# Thread: Eigenvalues & Singularity

1. ## Eigenvalues & Singularity

The (n x n) singular matrix A has all real eigenvalues, say L1, L2, ..., Ln.

Being A singular, Li = 0 for some i (assume that all Li<>0 are distinct).

I want to make A non singular, fully ranked.

Is just removing rows(i) and colums(i) from A a valid option??

Sorry if it sounds "#&$%#*&~!". It's *decades* I'm not touching this. And... Thanks! P.S. The question could be restated as: does the eigenvector i correspond to the cartesian vector base i? 2. Originally Posted by paolopiace The (n x n) singular matrix A has all real eigenvalues, say L1, L2, ..., Ln. Being A singular, Li = 0 for some i (assume that all Li<>0 are distinct). I want to make A non singular, fully ranked. Is just removing rows(i) and colums(i) from A a valid option?? Sorry if it sounds "#&$%#*&~!". It's *decades* I'm not touching this.

And... Thanks!

P.S. The question could be restated as: does the eigenvector i correspond to the cartesian vector base i?

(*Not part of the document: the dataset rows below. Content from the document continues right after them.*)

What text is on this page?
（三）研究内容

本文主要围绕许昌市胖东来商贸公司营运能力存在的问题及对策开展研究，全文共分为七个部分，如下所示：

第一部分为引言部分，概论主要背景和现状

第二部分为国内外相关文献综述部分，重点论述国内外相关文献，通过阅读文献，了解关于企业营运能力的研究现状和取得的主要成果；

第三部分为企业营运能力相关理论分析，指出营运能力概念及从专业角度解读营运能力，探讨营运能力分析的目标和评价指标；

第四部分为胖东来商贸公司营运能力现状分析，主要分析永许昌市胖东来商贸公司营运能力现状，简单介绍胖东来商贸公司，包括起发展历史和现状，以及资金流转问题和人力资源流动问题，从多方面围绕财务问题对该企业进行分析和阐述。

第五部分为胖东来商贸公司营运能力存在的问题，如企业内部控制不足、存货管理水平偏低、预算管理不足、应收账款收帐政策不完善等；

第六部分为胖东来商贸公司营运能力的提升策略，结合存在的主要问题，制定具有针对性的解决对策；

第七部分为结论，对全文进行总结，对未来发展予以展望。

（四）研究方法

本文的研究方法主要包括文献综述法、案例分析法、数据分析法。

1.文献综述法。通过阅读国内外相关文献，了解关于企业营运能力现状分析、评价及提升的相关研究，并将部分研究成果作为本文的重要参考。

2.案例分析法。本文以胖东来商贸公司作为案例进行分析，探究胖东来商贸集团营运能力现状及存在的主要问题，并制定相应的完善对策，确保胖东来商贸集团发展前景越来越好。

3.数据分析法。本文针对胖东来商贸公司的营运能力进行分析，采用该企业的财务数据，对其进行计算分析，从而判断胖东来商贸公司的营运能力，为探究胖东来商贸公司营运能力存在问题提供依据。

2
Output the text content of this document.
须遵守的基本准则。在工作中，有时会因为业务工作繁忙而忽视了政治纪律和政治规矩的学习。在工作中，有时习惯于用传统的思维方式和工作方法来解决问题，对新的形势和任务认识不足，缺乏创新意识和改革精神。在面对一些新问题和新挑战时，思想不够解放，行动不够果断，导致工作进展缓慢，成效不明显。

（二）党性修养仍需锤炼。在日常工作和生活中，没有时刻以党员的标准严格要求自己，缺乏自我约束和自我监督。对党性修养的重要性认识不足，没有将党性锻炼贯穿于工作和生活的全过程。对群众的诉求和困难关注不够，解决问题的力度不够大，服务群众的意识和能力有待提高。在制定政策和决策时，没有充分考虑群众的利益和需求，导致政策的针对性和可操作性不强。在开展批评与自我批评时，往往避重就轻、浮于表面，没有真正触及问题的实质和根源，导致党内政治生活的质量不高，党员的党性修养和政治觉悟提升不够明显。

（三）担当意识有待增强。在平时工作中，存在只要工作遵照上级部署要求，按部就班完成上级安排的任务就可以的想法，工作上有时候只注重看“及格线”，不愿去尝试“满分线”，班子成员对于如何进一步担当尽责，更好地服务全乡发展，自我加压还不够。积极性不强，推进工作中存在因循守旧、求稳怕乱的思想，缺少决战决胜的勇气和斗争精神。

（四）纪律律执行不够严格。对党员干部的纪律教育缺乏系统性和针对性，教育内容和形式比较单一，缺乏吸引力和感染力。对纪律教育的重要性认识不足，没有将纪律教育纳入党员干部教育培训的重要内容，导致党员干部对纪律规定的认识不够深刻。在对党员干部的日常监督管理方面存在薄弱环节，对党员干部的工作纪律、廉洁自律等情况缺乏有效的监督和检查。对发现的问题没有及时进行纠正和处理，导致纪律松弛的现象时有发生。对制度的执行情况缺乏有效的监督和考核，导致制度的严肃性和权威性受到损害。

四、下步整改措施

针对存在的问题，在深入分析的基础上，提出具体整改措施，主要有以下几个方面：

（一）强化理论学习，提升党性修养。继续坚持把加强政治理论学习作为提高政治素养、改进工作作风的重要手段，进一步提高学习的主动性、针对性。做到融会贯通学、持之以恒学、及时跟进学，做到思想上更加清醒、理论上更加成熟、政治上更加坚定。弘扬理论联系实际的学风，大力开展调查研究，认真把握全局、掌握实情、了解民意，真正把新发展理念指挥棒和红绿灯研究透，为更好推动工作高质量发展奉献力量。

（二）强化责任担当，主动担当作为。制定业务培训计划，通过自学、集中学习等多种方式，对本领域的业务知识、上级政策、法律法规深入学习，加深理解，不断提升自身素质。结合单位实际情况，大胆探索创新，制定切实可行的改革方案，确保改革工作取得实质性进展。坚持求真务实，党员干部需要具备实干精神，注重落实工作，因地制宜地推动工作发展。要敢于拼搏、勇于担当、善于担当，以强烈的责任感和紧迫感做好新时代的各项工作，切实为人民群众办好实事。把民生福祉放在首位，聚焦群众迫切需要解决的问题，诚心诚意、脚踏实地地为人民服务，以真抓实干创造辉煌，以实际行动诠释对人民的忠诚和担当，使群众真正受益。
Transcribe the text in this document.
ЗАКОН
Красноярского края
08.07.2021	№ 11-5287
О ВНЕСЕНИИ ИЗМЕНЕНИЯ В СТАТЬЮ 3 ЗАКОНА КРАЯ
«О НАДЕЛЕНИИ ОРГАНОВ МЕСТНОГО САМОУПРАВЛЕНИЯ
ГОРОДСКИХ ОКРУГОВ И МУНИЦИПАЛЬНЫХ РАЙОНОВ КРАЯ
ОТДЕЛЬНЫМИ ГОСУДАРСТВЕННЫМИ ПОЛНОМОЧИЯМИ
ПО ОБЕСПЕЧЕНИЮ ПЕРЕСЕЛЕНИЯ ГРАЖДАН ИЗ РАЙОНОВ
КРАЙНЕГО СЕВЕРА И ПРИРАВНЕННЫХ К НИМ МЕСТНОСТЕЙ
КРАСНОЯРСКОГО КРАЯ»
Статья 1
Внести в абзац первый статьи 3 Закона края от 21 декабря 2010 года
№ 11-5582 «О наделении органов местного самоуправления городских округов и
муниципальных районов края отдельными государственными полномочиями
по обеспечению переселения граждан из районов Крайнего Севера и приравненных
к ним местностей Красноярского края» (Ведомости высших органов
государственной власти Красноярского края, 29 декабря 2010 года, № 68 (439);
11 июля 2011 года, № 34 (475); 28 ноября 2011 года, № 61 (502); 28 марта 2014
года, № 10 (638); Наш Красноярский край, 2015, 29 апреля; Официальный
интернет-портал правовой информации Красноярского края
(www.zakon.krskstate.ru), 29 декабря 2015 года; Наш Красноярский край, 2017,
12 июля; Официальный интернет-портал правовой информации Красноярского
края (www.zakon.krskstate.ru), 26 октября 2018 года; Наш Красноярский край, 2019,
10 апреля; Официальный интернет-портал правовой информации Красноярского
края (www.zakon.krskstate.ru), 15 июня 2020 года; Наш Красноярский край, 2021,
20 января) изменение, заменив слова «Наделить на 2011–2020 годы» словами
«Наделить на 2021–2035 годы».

No. Rather you'd better bring your matrix to echelon form (Gauss or Gauss-Jordan method) and then check which row(s) become all zeroes while doing this: these are the rows you'll have to change for ones that won't vanish.
Now, during the very process of echeloning your matrix you can usually see what must be the conditions the vanishing rows must fulfill so that they won't vanish.

Tonio

3. The real question is, what do you mean by "make A non singular, fully ranked." Since A is singular, you would have to change A to some other matrix. What restrictions are you placing on the changes? If none, the replacing A by the identity matrix would work!